Contudo, aplicar os modelos de ESG desenvolvidos na Europa ou na América do Norte directamente ao contexto africano pode revelar-se insuficiente.
Em muitos países africanos, incluindo Angola, as prioridades sociais e económicas apresentam características muito próprias. Questões como acesso à educação, empregabilidade jovem, inclusão financeira ou desenvolvimento comunitário assumem um peso muito maior na agenda de responsabilidade social.
Isso significa que o pilar social do ESG ganha uma relevância particular.
Mais do que cumprir indicadores internacionais, as empresas que operam em Angola precisam de compreender profundamente as realidades locais. Programas de formação profissional, apoio ao empreendedorismo, capacitação digital ou desenvolvimento de cadeias de valor locais podem ter um impacto muito mais transformador do que iniciativas que seguem apenas padrões globais.
Além disso, existe um elemento cada vez mais determinante para a sustentabilidade dos negócios: a licença social para operar.
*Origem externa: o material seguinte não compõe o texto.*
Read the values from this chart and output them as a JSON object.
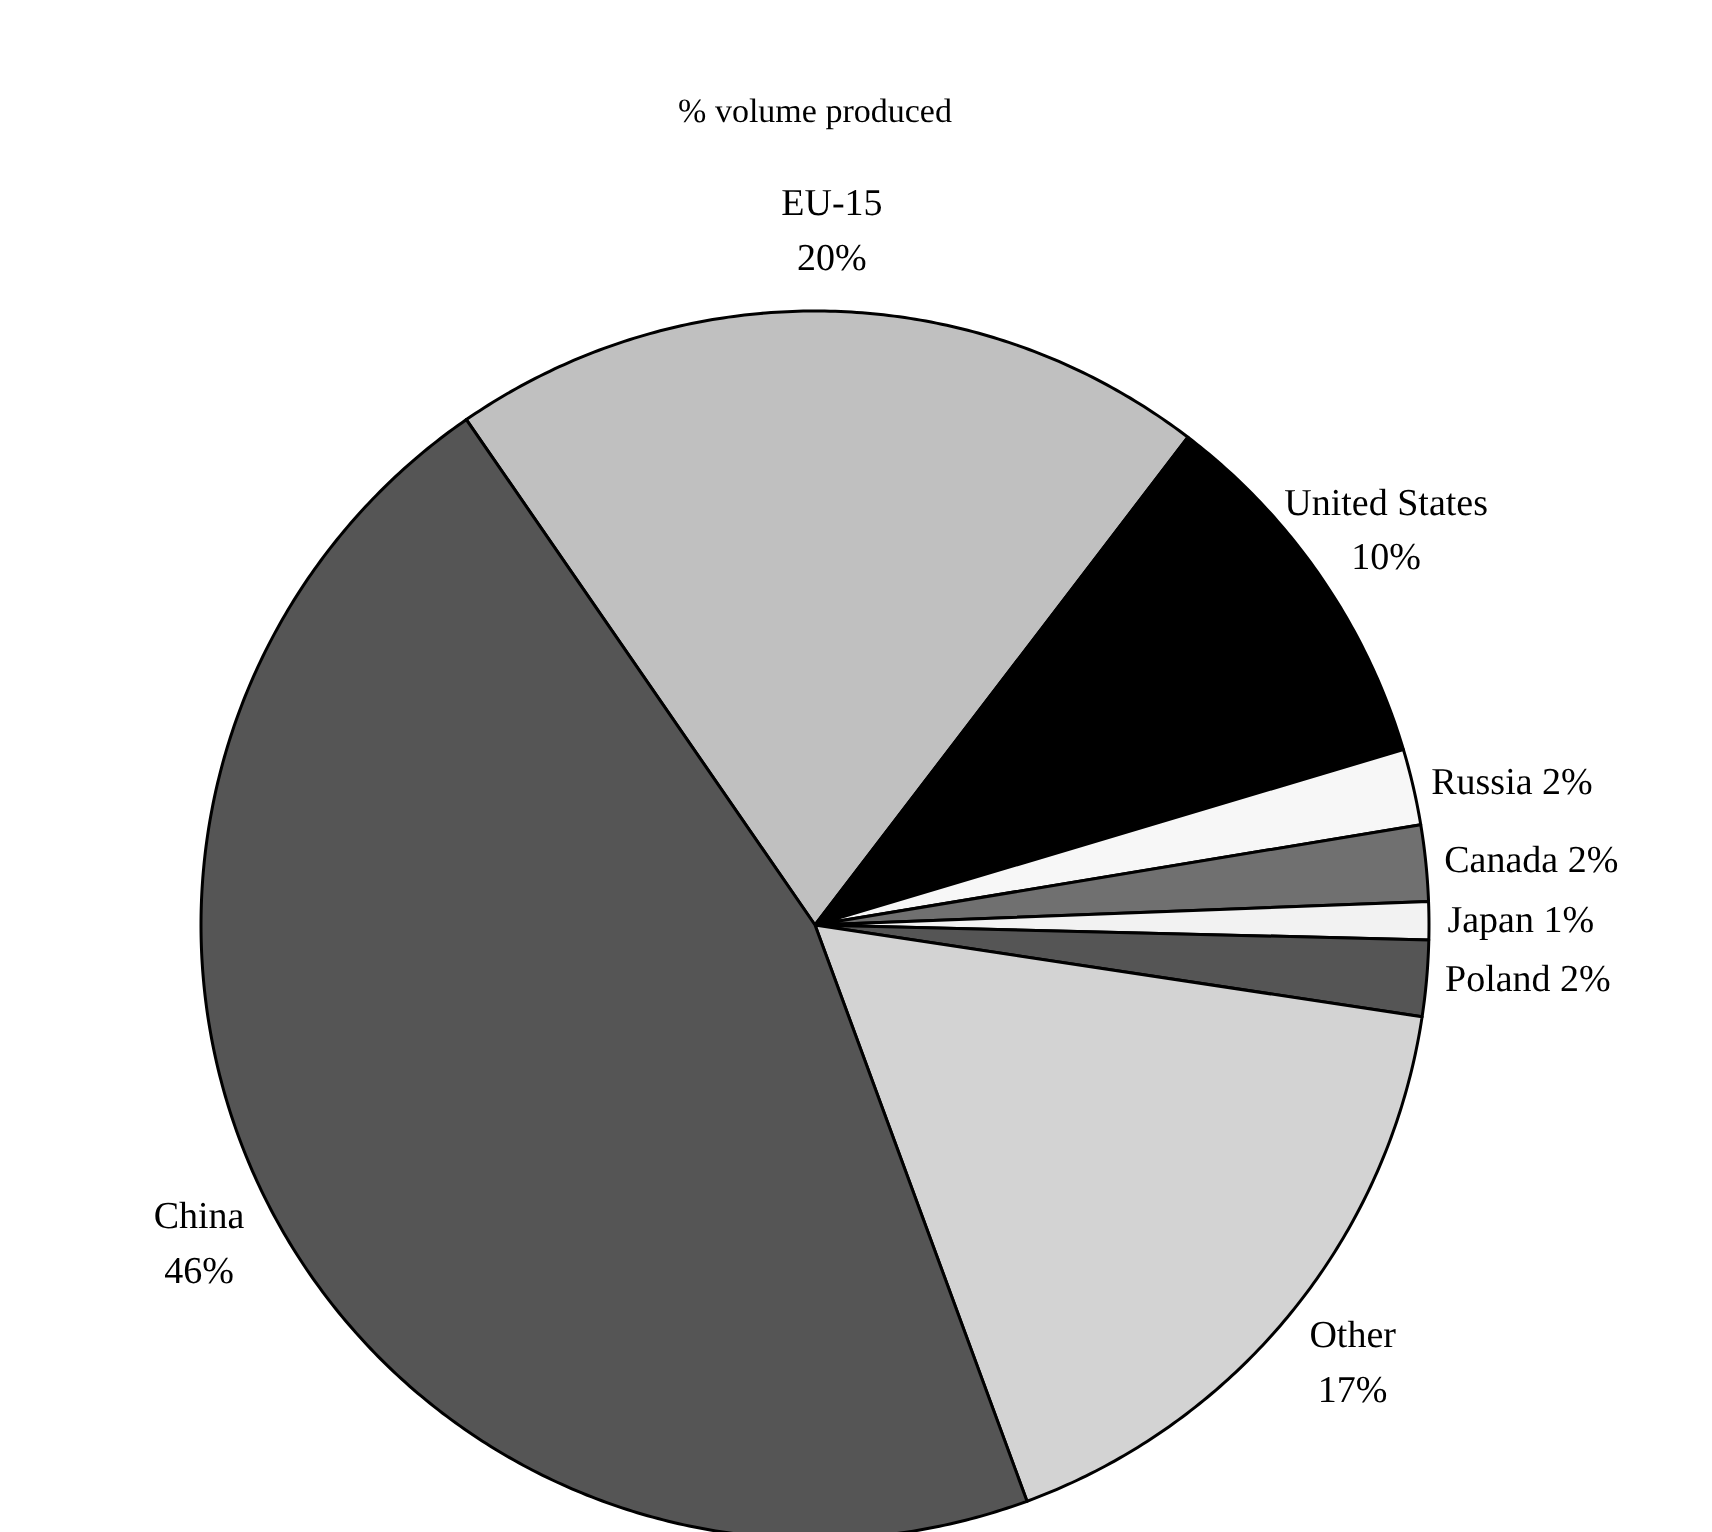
{
  "chart_data": {
    "type": "pie",
    "title": "% volume produced",
    "categories": [
      "EU-15",
      "United States",
      "Russia",
      "Canada",
      "Japan",
      "Poland",
      "Other",
      "China"
    ],
    "values": [
      20,
      10,
      2,
      2,
      1,
      2,
      17,
      46
    ],
    "colors": [
      "#c0c0c0",
      "#000000",
      "#f7f7f7",
      "#707070",
      "#f2f2f2",
      "#555555",
      "#d3d3d3",
      "#555555"
    ],
    "value_labels": [
      "20%",
      "10%",
      "2%",
      "2%",
      "1%",
      "2%",
      "17%",
      "46%"
    ]
  }
}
Empresas que constroem relações de confiança com as comunidades e contribuem para o desenvolvimento local tendem a ter operações mais estáveis e reputação mais sólida.
O futuro do ESG em África não passa por replicar modelos externos, mas por adaptá-los às necessidades concretas das sociedades africanas.
Num continente jovem, dinâmico e em rápida transformação, a responsabilidade social pode ser um dos motores mais importantes de desenvolvimento sustentável.